There are multiple types of discounts from sales that customers can earn. These discounts are as follows:

  • Buy one, get one free. This discount may require a buyer to receive two of the same inventory item, or it could allow for a free item that differs from the initial purchase. This discount is used to clear out inventory, or in general when the gross margin on a product is high enough to still generate an adequate profit for the seller.
  • Contractual discounts. A standard discount percentage is included in an existing contract between the buyer and seller. For example, the contract may state that all purchases made receive an automatic discount of 8%. Under this arrangement, the discount is taken from the sale price at the point of sale - there is no delay.
  • Early payment discount. Customers can take a small percentage discount when paying the seller, if they pay within a certain number of days. These discounts tend to have a high effective interest rate, and so are a good deal for customers, if they have sufficient cash available to take advantage of the offer.

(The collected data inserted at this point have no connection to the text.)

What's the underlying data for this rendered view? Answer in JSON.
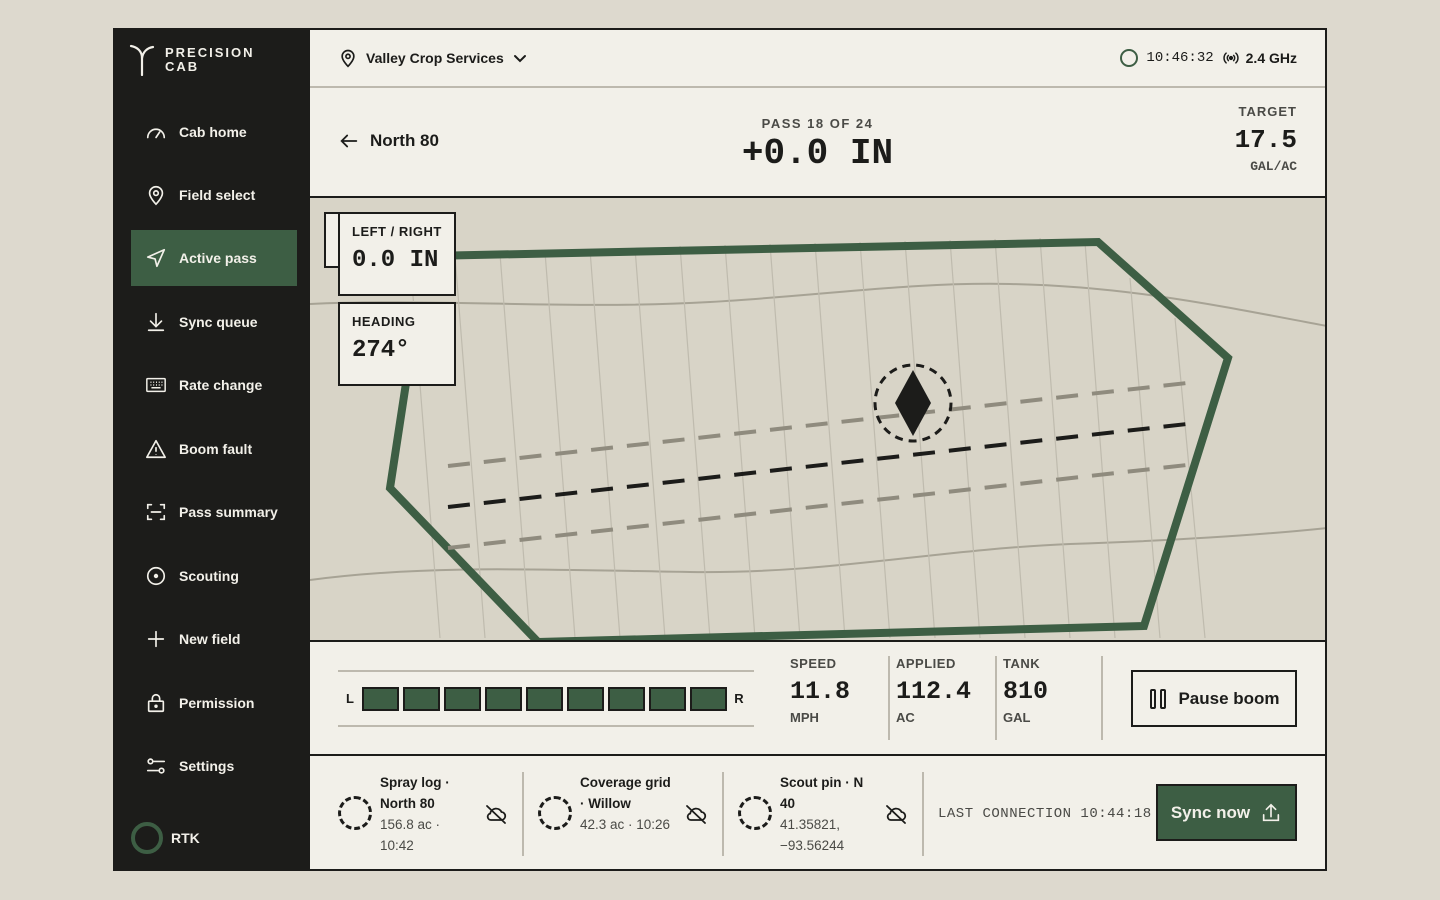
{
  "brand": {
    "line1": "PRECISION",
    "line2": "CAB",
    "icon": "sprout-logo-icon"
  },
  "sidebar": {
    "items": [
      {
        "label": "Cab home",
        "icon": "gauge-icon",
        "active": false
      },
      {
        "label": "Field select",
        "icon": "map-pin-icon",
        "active": false
      },
      {
        "label": "Active pass",
        "icon": "navigation-icon",
        "active": true
      },
      {
        "label": "Sync queue",
        "icon": "download-icon",
        "active": false
      },
      {
        "label": "Rate change",
        "icon": "keyboard-icon",
        "active": false
      },
      {
        "label": "Boom fault",
        "icon": "warning-icon",
        "active": false
      },
      {
        "label": "Pass summary",
        "icon": "scan-icon",
        "active": false
      },
      {
        "label": "Scouting",
        "icon": "target-icon",
        "active": false
      },
      {
        "label": "New field",
        "icon": "plus-icon",
        "active": false
      },
      {
        "label": "Permission",
        "icon": "lock-icon",
        "active": false
      },
      {
        "label": "Settings",
        "icon": "sliders-icon",
        "active": false
      }
    ],
    "rtk_label": "RTK"
  },
  "topbar": {
    "org_name": "Valley Crop Services",
    "time": "10:46:32",
    "radio": "2.4 GHz"
  },
  "header": {
    "field_name": "North 80",
    "pass_label": "PASS 18 OF 24",
    "offset": "+0.0 IN",
    "target_label": "TARGET",
    "target_value": "17.5",
    "target_unit": "GAL/AC"
  },
  "map": {
    "left_right_label": "LEFT / RIGHT",
    "left_right_value": "0.0 IN",
    "heading_label": "HEADING",
    "heading_value": "274°"
  },
  "boom": {
    "left_label": "L",
    "right_label": "R",
    "section_count": 9,
    "sections_on": 9,
    "speed_label": "SPEED",
    "speed_value": "11.8",
    "speed_unit": "MPH",
    "applied_label": "APPLIED",
    "applied_value": "112.4",
    "applied_unit": "AC",
    "tank_label": "TANK",
    "tank_value": "810",
    "tank_unit": "GAL",
    "pause_label": "Pause boom"
  },
  "sync": {
    "items": [
      {
        "title": "Spray log · North 80",
        "meta": "156.8 ac · 10:42"
      },
      {
        "title": "Coverage grid · Willow",
        "meta": "42.3 ac · 10:26"
      },
      {
        "title": "Scout pin · N 40",
        "meta": "41.35821, −93.56244"
      }
    ],
    "last_connection": "LAST CONNECTION 10:44:18",
    "button_label": "Sync now"
  },
  "colors": {
    "accent": "#3d5e44",
    "ink": "#1c1c1a",
    "paper": "#f2f0e9",
    "map_bg": "#d8d4c7",
    "page_bg": "#ddd9ce"
  }
}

  • Free shipping. The seller grants free shipping if a discount code is used, or if orders occur within a certain period of time. This is linked to the order date rather than the shipment date, since the shipment date could be delayed.
  • Order-specific discounts. A seller may be running a special deal on certain inventory items, or for all items but during a restricted period of time. In either case, a discount is applied to a specific order. If the discount is only for certain inventory items, then the discount is restricted to specific line items within the customer order.

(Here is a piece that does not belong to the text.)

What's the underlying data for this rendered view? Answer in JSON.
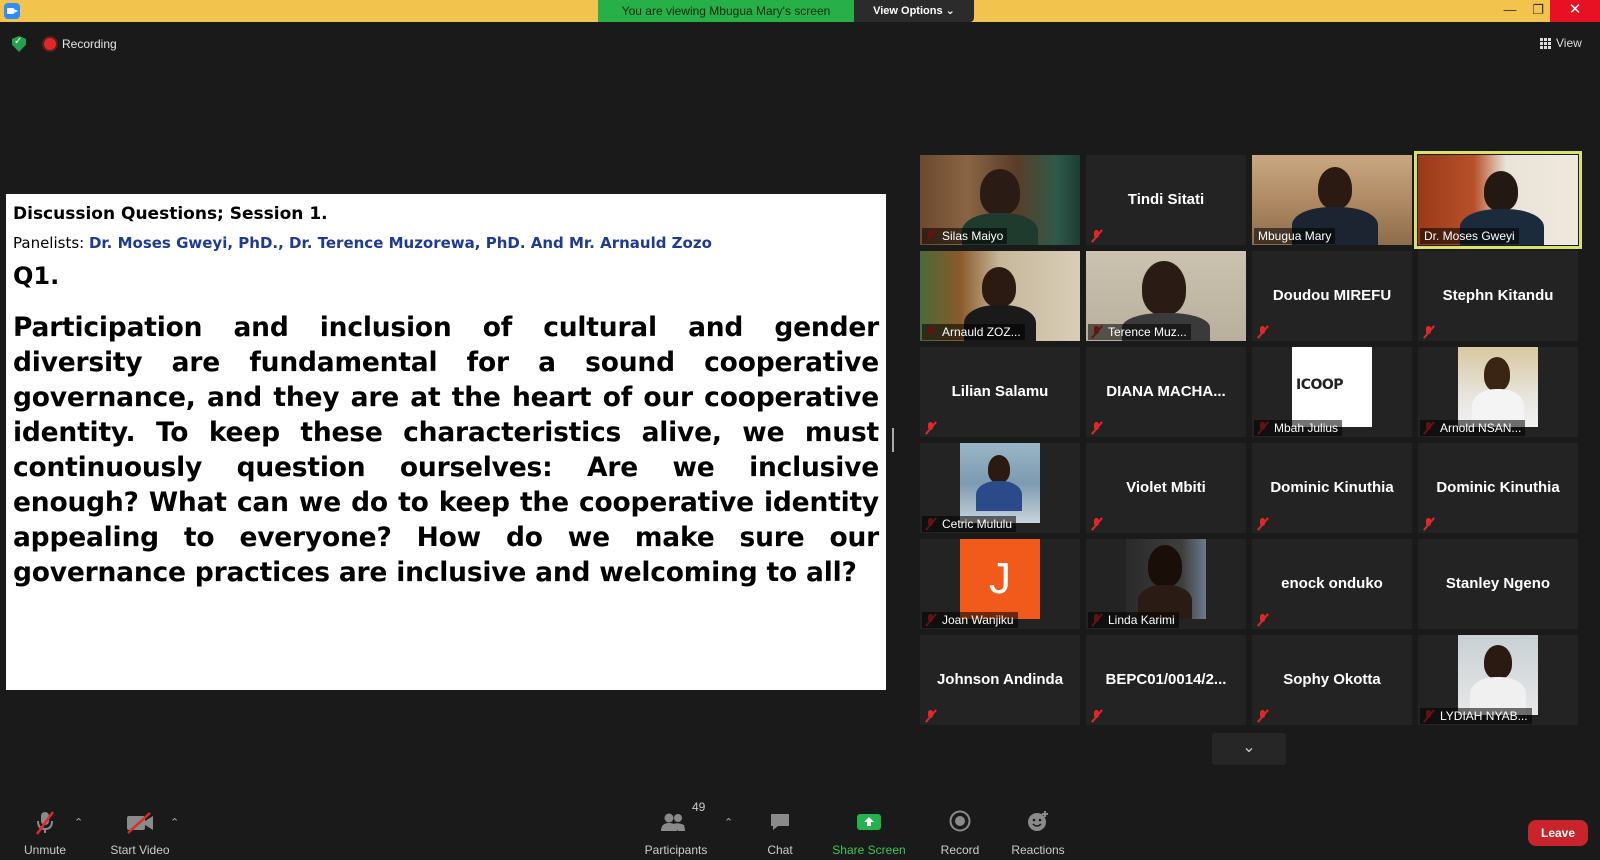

  • Price-break discounts. A customer may qualify for an immediate discount on an order if the number of units ordered exceeds a threshold amount. If so, the discount is applied when the order is placed. The discount should not be applied at the point of shipment, since the seller may ship in a reduced quantity, which is not the fault of the buyer. This is a variation on a volume discount.

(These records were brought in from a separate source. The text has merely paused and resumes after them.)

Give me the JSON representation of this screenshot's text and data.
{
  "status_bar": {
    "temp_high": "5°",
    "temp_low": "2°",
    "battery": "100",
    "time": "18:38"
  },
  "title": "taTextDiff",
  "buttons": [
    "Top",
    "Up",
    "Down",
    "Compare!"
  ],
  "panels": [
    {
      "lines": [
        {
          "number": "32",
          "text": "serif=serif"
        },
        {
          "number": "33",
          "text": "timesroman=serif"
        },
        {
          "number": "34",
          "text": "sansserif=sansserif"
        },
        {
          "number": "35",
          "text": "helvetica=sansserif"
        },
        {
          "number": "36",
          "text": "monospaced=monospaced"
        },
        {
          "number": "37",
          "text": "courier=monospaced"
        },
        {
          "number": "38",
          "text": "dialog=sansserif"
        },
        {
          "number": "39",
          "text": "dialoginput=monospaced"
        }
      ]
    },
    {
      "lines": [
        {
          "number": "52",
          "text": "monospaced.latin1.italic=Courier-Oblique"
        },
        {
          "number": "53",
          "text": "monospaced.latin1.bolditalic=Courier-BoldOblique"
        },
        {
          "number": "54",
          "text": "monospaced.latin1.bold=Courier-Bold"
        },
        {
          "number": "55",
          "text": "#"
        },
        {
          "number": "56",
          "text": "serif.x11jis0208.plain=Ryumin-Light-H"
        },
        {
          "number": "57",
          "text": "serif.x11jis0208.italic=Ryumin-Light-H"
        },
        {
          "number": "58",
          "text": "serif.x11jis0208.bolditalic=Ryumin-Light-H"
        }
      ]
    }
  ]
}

  • Seasonal discount. A price reduction may be offered at certain times of the year when sales would normally be slow. For example, a hotel at a ski resort might offer low prices during the summer months when it would otherwise have few visitors.
  • Trade discount. This is a discount offered to retailers to stock the seller's goods. This discount is usually mandated when the buyer exercises significant control over the seller.
  • Trade-in credit. This is a discount offered on the purchase of a new product when an older version owned by the customer is traded in. The seller may not earn any profit from the returned item, but generates a new sale and also locks in the customer for another product cycle.
  • Volume discount. Once a customer reaches a certain amount of sales volume during the measurement period (typically a year), a volume discount applies. This discount can be retroactive, covering all preceding sales during the measurement period, or it may only apply to all subsequent sales. In the first case, a credit or payment will be issued to the customer that relates to the prior purchases.